Ridley isn't intending this:
Which suggests that he knows that a developmental context is needed. The big aspect I can see missing is maternal RNA, but that could either be provided by the ostrich or it worked out by computer (as I was suggesting).
That's fine, we've got 90 years to go. I guess Ridley is more of an optimist than Flaky.
Bob
Reminds me of the ST:Enterprise episode where Archer's stupid mutt widdles on an alien culture's sacred tree. Archer protests that the aliens had been supplied with the dog's DNA; they should have been able to work out that dogs like to pee on vertical objects, just for the hell of it.
Porteous: that series' winner of the Wesley Crusher "Please Space That Character" Award.

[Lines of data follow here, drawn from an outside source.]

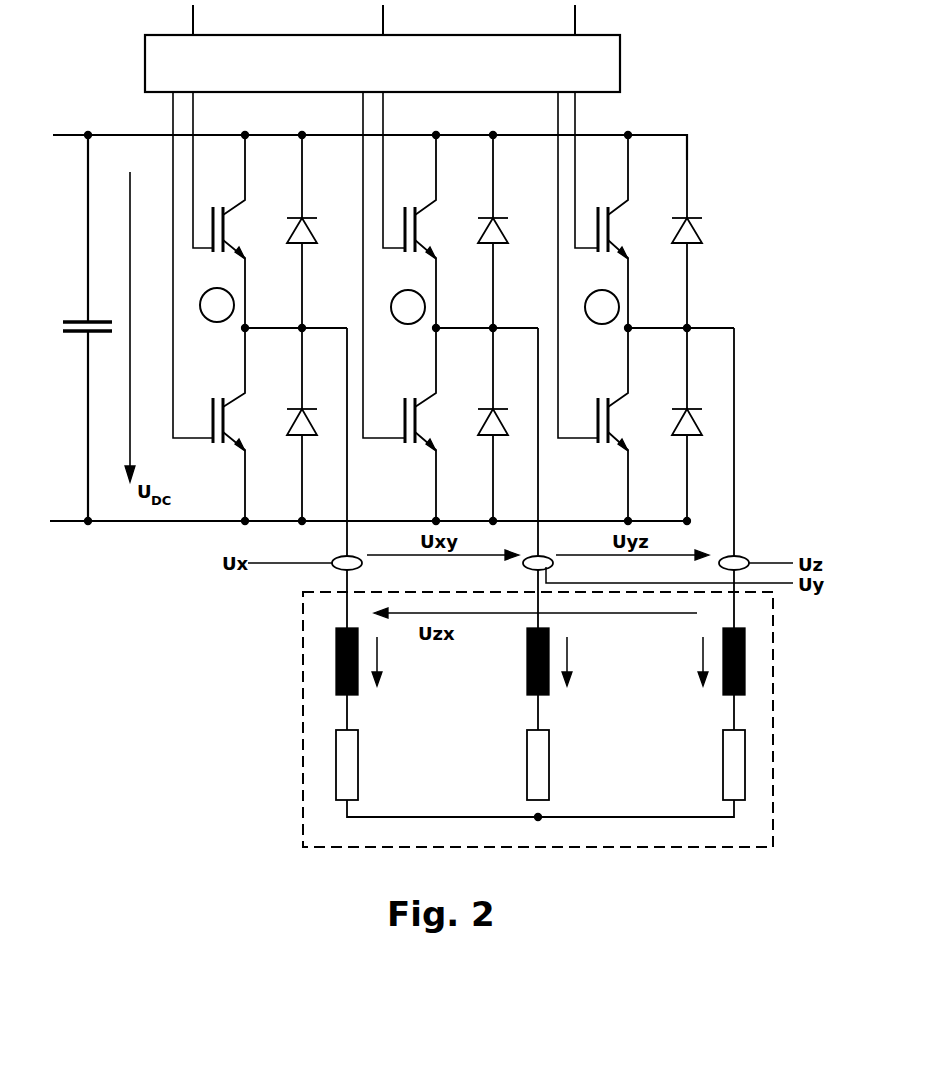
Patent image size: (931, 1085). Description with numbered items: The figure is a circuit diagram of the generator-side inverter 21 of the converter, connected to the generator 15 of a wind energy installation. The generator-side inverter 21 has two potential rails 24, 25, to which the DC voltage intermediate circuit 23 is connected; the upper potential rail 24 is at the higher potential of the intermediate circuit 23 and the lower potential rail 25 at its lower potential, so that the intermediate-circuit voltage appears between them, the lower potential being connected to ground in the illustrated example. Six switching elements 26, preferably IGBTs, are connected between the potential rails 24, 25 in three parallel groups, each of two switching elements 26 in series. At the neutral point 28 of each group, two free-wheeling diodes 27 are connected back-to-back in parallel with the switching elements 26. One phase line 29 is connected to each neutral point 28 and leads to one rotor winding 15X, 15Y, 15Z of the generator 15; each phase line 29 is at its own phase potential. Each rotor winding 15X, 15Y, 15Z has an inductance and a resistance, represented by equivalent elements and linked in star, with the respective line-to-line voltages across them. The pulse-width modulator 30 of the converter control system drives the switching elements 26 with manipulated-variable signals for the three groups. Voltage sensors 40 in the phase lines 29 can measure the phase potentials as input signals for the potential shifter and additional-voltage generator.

The generator-side inverter 21 is at (702, 124).
The intermediate circuit 23 is at (79, 122).
The upper potential rail 24 is at (63, 137).
The lower potential rail 25 is at (62, 524).
The switching elements 26 is at (212, 206).
The free-wheeling diodes 27 is at (311, 232).
The neutral point 28 is at (305, 327).
The phase line 29 is at (346, 518).
The pulse-width modulator 30 is at (620, 63).
The voltage sensors 40 is at (332, 571).
The generator 15 is at (303, 730).
The rotor winding 15X is at (336, 665).
The rotor winding 15Y is at (527, 664).
The rotor winding 15Z is at (745, 664).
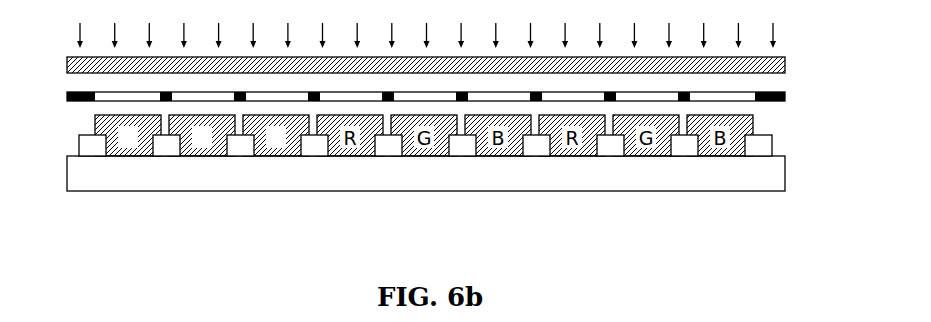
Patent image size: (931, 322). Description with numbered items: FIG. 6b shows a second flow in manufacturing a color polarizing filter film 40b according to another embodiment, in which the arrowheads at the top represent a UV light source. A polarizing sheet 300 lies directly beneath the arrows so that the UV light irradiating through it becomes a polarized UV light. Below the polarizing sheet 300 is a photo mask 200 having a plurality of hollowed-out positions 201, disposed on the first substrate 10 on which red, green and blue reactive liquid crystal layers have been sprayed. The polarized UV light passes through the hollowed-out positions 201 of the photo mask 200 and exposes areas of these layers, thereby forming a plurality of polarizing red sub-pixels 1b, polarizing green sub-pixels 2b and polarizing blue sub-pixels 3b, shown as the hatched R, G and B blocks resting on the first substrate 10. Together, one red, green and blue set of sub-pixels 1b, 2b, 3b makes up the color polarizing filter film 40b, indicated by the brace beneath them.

The polarizing sheet 300 is at (785, 65).
The photo mask 200 is at (785, 97).
The hollowed-out positions 201 is at (122, 100).
The first substrate 10 is at (650, 167).
The polarizing red sub-pixels 1b is at (128, 156).
The polarizing green sub-pixels 2b is at (200, 156).
The polarizing blue sub-pixels 3b is at (269, 173).
The color polarizing filter film 40b is at (202, 196).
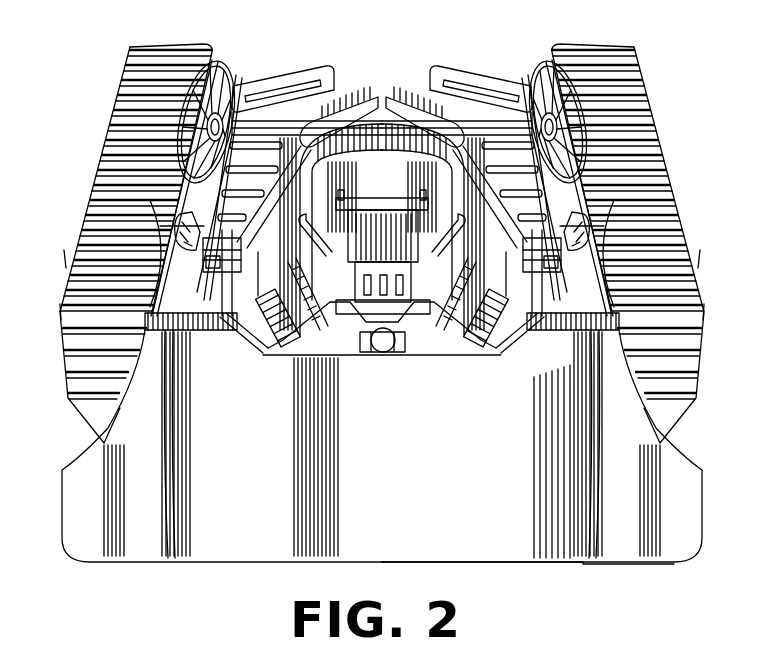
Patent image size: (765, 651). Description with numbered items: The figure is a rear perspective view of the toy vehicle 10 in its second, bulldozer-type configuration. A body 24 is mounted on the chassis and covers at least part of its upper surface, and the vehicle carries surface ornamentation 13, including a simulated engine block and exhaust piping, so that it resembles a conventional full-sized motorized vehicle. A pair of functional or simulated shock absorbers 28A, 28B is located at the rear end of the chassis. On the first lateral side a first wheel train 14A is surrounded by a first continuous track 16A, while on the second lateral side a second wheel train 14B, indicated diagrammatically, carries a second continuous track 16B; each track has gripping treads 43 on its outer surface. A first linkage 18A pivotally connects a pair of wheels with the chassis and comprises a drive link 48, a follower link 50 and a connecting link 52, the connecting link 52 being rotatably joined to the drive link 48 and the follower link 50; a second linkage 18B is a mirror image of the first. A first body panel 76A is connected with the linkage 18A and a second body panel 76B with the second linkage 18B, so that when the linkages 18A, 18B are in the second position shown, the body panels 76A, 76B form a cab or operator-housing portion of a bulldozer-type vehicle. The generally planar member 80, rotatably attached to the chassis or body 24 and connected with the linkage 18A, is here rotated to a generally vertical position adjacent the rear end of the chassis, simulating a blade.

The toy vehicle 10 is at (110, 54).
The surface ornamentation 13 is at (404, 232).
The first wheel train 14A is at (230, 57).
The second wheel train 14B is at (533, 57).
The first continuous track 16A is at (112, 85).
The second continuous track 16B is at (640, 85).
The first linkage 18A is at (200, 190).
The second linkage 18B is at (548, 166).
The body 24 is at (396, 188).
The shock absorber 28A is at (258, 330).
The shock absorber 28B is at (507, 330).
The gripping treads 43 is at (62, 310).
The drive link 48 is at (62, 257).
The follower link 50 is at (290, 70).
The connecting link 52 is at (215, 128).
The first body panel 76A is at (340, 98).
The second body panel 76B is at (420, 98).
The planar member 80 is at (450, 423).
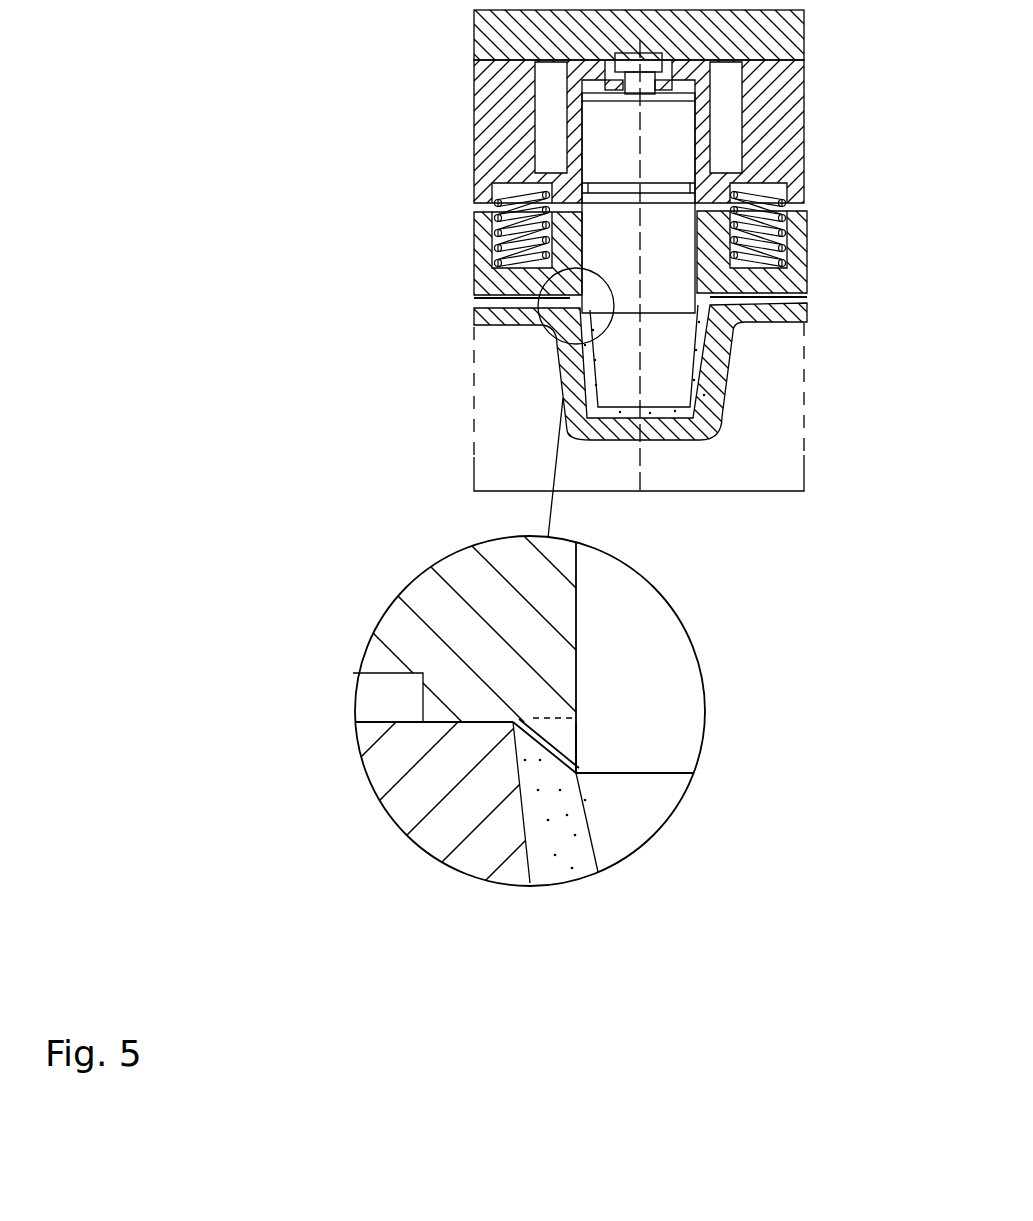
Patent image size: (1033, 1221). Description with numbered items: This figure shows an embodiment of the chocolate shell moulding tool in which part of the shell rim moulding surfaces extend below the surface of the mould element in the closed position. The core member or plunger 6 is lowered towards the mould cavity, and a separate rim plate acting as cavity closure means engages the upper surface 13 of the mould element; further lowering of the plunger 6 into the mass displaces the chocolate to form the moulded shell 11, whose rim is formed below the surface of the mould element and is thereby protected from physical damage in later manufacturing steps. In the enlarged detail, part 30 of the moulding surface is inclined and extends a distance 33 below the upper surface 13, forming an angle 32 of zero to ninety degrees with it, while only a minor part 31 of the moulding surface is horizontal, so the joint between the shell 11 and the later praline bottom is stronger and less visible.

The core member 6 is at (660, 350).
The shell 11 is at (695, 388).
The upper surface of the mould element 13 is at (474, 297).
The inclined part of the moulding surface 30 is at (540, 748).
The horizontal part of the moulding surface 31 is at (513, 722).
The angle 32 is at (540, 727).
The distance 33 is at (582, 743).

The main problem that comes to my mind in the assertion that you "can take just about any DNA recipe and read off a passable 3-D interpretation of the animal it would create" is the hormonal/nutritional environment provided by the mother during pregnancy. (I suppose that could be counted as environment.) It presents a kind of chicken-or-the-egg problem: once you have simulated a complete working organism, then you can figure out how its body would affect the offspring, and then predict how that offspring would form.
It brings to mind numerous episodes of Star Trek: The Next Generation in which somebody's DNA got scrambled, the Doctor, the Ensign, or the Janitor looked at a big picture of a double helix, and fixed the poor crew member who was temporarily a monster. I guess "DNA recipe" is vague enough to include all that's needed, but even so I doubt such recipes would be available for many organisms, even with accelerated data collection.
We have hundreds of genomes now, although the sample is phylogenetically biased. I think we can manage a bit more by the end of this century, don't you?